Why isn't arr[-2] equivalent to -2[arr]?

Question

#include <iostream> using namespace std;  int main()  {     int arr[3] = { 10, 20, 30 };     cout << arr[-2] << endl;     cout << -2[arr] << endl;             return 0; } 

Output:

4196160 -30 

Here arr[-2] is out of range and invalid, causing undefined behavior. But -2[arr] evaluates to -30. Why?

Isn't arr[-2] equivalent to -2[arr]?

Answer 1

-2[arr] is parsed as -(2[arr]). In C (and in C++, ignoring overloading), the definition of X[Y] is *(X+Y) (see more discussion of this in this question), which means that 2[arr] is equal to arr[2].

Answer 2

The compiler parses this expression

-2 

like

unary_minus decimal_integer_literal 

That is definitions of integer literals do not include signs.

In turn the expression

2[arr] 

is parsed by the compiler as a postfix expression.

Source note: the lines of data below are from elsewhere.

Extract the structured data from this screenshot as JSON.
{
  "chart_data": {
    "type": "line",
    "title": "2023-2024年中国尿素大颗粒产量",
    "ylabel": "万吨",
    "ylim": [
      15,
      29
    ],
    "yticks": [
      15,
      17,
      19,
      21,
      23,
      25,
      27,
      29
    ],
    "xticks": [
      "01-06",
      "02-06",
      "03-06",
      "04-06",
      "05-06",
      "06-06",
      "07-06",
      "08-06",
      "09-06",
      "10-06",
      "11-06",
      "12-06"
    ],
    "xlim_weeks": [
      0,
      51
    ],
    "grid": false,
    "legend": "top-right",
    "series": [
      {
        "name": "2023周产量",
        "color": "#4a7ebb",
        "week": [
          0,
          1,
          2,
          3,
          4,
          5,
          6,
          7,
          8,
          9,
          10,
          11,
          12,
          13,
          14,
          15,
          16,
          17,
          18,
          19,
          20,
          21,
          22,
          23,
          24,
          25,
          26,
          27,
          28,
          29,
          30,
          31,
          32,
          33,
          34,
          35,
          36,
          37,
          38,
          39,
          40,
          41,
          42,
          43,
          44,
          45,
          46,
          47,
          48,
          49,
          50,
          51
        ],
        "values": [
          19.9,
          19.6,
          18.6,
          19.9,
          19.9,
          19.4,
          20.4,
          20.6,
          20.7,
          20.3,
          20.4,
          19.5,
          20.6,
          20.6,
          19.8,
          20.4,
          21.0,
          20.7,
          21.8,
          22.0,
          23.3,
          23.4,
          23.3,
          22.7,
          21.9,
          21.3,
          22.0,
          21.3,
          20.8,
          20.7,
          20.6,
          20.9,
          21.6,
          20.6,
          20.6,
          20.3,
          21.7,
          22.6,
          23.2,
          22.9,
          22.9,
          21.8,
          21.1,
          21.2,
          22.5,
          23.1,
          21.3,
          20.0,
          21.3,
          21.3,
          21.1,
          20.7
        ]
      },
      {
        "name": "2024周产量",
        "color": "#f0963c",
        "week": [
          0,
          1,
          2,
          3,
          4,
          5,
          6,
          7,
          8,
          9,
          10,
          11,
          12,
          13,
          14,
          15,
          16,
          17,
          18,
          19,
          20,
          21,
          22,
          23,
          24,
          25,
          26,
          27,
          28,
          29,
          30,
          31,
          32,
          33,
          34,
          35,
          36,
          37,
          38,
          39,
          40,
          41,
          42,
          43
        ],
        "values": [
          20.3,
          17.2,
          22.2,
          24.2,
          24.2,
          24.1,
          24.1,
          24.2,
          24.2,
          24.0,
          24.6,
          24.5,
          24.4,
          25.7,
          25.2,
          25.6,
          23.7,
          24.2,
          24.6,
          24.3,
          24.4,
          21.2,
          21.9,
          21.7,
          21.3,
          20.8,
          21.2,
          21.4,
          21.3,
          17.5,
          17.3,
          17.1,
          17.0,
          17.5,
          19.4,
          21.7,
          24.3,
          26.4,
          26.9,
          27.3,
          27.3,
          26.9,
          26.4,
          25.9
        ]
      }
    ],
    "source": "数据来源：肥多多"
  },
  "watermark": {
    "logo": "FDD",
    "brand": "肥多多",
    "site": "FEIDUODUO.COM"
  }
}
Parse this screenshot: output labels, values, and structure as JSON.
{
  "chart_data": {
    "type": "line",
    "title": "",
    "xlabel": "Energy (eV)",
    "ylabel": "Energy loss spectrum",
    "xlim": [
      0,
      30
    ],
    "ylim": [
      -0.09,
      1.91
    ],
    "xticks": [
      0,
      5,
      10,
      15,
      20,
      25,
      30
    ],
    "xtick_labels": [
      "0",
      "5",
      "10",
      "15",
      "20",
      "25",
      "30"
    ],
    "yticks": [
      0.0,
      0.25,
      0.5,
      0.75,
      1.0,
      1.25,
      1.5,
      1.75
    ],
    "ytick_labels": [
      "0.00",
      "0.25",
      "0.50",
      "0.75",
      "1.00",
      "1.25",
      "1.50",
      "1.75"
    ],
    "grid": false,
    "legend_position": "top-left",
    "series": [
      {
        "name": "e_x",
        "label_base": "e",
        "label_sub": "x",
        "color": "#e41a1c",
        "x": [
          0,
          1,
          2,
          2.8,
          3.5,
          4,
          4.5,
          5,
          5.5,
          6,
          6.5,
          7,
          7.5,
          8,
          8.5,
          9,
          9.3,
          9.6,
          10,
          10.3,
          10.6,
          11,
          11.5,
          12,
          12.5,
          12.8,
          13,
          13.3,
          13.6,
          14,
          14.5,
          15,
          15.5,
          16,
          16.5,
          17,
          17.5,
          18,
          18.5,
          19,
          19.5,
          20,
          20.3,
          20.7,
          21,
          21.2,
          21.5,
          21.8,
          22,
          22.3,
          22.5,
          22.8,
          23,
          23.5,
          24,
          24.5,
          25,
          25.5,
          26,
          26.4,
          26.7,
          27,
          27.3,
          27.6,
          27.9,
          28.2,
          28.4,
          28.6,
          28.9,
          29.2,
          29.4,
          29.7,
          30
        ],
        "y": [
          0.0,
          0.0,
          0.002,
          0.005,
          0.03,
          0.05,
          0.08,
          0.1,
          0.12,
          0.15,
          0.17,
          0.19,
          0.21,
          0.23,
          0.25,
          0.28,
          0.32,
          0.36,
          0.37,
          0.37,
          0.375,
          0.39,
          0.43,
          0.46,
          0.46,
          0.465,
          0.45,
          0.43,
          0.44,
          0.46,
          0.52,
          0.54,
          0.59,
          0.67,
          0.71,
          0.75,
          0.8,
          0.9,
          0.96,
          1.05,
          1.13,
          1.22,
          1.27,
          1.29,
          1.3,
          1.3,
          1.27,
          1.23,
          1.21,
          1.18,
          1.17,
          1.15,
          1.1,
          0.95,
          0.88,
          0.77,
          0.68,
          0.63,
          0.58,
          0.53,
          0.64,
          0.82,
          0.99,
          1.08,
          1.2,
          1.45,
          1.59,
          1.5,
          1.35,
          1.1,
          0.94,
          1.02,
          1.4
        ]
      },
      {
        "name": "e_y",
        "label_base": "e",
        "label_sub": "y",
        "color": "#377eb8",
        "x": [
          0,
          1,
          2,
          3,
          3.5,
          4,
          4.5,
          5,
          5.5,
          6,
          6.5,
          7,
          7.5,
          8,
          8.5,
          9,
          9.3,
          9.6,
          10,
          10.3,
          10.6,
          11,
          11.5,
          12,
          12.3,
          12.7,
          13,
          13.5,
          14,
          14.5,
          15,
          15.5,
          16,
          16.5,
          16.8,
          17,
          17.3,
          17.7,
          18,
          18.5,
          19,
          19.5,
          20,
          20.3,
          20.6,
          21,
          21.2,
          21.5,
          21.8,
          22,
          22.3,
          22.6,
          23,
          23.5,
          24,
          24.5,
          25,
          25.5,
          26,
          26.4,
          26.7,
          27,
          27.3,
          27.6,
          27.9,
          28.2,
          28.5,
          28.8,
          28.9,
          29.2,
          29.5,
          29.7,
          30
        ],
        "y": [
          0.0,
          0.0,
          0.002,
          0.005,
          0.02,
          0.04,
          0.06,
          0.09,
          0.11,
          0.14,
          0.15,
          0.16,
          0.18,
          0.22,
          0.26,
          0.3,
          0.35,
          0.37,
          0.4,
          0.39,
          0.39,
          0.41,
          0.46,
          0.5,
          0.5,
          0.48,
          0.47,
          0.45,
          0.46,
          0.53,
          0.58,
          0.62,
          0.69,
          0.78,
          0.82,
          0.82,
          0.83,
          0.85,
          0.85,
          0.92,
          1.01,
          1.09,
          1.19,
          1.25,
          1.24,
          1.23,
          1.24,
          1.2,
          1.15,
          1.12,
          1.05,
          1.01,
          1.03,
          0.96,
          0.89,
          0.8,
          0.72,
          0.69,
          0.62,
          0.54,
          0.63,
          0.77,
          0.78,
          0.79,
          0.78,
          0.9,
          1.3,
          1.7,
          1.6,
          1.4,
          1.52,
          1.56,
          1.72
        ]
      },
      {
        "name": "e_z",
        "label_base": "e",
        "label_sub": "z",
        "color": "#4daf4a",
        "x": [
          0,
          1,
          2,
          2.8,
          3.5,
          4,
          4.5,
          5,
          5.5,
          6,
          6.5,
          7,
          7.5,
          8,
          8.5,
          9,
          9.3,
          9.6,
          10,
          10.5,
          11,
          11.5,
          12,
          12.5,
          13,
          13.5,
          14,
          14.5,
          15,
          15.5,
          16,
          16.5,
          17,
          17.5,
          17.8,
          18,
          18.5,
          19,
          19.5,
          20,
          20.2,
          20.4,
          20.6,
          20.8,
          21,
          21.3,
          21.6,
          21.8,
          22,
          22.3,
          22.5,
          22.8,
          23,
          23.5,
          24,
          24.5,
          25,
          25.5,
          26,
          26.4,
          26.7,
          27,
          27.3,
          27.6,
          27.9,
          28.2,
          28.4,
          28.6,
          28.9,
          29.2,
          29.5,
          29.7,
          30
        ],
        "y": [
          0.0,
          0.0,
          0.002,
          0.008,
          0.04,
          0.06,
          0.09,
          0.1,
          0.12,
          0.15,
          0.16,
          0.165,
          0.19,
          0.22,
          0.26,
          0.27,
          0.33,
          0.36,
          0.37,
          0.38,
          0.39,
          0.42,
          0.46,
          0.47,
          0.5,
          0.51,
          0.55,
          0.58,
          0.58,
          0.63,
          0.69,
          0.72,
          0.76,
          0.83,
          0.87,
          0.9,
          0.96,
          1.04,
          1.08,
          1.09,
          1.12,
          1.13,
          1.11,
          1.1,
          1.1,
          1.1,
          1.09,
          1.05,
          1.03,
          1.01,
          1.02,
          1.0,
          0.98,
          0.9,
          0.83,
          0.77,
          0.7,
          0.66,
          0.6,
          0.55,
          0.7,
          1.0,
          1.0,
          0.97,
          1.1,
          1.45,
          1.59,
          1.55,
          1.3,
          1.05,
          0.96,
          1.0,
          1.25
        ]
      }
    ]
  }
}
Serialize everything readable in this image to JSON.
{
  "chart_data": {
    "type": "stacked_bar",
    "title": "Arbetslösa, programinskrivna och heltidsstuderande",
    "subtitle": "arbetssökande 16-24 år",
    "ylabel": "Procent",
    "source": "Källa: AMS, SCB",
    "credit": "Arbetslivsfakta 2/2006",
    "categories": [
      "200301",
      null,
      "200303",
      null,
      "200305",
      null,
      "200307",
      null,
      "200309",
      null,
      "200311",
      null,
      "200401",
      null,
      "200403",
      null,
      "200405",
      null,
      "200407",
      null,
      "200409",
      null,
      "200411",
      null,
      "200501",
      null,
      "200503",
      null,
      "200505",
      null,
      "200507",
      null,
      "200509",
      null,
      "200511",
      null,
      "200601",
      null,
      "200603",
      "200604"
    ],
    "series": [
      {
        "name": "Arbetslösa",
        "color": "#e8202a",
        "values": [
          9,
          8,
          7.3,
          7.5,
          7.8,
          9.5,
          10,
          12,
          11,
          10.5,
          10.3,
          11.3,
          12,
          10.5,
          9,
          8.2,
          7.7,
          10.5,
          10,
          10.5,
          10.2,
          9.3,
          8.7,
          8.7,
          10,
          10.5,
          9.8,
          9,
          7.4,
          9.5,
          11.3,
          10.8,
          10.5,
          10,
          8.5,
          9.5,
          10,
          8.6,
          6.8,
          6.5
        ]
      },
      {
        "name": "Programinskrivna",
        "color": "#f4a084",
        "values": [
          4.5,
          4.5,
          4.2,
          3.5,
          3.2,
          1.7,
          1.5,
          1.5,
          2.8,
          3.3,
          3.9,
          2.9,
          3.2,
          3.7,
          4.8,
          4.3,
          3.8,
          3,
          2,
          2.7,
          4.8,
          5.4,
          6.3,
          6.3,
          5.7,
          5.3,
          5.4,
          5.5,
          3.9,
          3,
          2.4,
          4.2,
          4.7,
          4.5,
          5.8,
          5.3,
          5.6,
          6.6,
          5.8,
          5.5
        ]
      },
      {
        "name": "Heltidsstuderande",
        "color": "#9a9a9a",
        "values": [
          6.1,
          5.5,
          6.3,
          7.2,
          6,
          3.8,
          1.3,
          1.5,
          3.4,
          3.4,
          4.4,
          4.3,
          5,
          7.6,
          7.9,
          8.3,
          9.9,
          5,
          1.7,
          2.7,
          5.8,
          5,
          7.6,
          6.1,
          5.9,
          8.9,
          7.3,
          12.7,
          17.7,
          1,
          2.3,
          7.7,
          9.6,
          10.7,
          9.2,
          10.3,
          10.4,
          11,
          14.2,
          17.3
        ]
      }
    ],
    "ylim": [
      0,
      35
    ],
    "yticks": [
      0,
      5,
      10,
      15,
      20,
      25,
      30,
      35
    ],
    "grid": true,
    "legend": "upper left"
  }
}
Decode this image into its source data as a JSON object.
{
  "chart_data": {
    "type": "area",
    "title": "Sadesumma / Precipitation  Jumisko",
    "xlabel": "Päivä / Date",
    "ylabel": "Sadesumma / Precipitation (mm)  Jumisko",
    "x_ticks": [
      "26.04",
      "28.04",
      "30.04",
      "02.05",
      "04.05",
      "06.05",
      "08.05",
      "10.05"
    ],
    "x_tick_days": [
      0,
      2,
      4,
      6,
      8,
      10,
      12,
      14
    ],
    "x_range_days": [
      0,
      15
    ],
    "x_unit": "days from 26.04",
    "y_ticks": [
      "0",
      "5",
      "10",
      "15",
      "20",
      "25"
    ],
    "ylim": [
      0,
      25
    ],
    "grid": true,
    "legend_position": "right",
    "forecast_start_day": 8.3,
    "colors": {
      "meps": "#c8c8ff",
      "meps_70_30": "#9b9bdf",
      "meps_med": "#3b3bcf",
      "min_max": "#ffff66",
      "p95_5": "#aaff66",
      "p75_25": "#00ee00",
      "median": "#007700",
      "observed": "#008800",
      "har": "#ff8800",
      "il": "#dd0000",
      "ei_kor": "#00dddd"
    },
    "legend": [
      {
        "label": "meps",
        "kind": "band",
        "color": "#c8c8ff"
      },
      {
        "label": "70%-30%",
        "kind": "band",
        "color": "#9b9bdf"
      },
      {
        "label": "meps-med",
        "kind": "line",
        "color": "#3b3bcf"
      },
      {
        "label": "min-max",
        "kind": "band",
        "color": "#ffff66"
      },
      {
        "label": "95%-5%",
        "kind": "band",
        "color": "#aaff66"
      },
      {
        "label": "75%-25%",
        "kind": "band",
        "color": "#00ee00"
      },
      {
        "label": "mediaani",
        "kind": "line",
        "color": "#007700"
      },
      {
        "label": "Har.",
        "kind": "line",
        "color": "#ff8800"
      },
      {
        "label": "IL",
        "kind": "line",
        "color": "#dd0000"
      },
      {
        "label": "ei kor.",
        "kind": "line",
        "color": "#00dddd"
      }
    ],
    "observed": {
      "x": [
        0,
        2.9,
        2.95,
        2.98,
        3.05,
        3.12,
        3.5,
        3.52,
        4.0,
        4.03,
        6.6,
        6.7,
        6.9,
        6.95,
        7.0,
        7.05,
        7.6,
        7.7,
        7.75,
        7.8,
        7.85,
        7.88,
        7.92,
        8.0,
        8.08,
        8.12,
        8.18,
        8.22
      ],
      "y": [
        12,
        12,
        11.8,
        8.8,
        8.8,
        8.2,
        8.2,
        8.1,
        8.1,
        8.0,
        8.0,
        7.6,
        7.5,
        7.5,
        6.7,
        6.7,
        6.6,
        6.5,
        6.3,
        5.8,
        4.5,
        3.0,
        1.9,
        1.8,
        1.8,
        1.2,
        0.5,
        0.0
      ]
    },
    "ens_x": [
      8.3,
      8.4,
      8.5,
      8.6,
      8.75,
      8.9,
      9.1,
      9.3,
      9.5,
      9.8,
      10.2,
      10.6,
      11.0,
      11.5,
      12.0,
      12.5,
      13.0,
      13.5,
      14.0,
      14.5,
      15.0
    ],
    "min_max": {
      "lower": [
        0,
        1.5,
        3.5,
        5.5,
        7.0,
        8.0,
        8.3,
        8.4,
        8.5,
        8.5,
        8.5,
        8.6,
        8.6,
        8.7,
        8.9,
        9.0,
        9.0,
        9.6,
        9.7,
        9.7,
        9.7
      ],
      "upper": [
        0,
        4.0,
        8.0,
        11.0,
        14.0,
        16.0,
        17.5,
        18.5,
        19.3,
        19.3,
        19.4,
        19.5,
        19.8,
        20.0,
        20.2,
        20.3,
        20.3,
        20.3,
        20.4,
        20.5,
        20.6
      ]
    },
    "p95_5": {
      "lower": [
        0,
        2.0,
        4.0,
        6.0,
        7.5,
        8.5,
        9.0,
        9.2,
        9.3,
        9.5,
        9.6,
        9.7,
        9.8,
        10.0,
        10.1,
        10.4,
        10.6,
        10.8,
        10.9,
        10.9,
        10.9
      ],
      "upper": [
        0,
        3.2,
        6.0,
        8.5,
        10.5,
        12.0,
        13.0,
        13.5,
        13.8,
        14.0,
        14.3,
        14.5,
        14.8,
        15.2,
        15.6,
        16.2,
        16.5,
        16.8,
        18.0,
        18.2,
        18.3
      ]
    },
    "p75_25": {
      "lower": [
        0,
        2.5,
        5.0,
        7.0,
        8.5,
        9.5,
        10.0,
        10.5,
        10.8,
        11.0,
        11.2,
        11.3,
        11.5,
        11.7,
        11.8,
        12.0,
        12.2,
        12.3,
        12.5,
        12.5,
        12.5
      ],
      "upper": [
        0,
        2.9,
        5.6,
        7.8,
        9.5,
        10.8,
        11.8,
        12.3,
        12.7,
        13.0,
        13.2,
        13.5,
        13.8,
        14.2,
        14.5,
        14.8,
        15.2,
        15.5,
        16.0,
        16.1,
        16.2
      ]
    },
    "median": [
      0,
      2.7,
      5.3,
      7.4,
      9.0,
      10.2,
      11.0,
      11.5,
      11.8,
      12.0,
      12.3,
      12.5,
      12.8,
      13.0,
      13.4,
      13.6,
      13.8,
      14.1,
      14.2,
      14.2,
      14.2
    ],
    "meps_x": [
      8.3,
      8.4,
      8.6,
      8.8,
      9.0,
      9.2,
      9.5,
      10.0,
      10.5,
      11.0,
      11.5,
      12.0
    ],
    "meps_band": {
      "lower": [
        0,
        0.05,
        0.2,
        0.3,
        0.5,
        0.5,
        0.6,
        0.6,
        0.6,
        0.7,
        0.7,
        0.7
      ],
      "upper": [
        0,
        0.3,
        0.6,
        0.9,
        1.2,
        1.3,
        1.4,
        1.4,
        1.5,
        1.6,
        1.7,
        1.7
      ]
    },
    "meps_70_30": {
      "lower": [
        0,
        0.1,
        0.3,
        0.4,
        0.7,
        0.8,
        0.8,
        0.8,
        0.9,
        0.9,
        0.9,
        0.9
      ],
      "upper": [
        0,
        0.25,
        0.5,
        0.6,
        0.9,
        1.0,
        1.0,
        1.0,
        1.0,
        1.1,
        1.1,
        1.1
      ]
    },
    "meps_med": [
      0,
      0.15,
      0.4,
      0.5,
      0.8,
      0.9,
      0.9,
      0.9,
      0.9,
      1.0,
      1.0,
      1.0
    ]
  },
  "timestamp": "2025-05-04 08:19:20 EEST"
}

Postfix expressions have higher precedence than unary expressions. Thus this expression

-2[arr] 

is equivalent to

- ( 2[arr] ) 

So the unary minus is applied to the lvalue returned by the postfix expression 2[arr].

On the other hand if you wrote

int n = -2; 

and then

n[arr] 

then this expression would be equivalent to

arr[-2]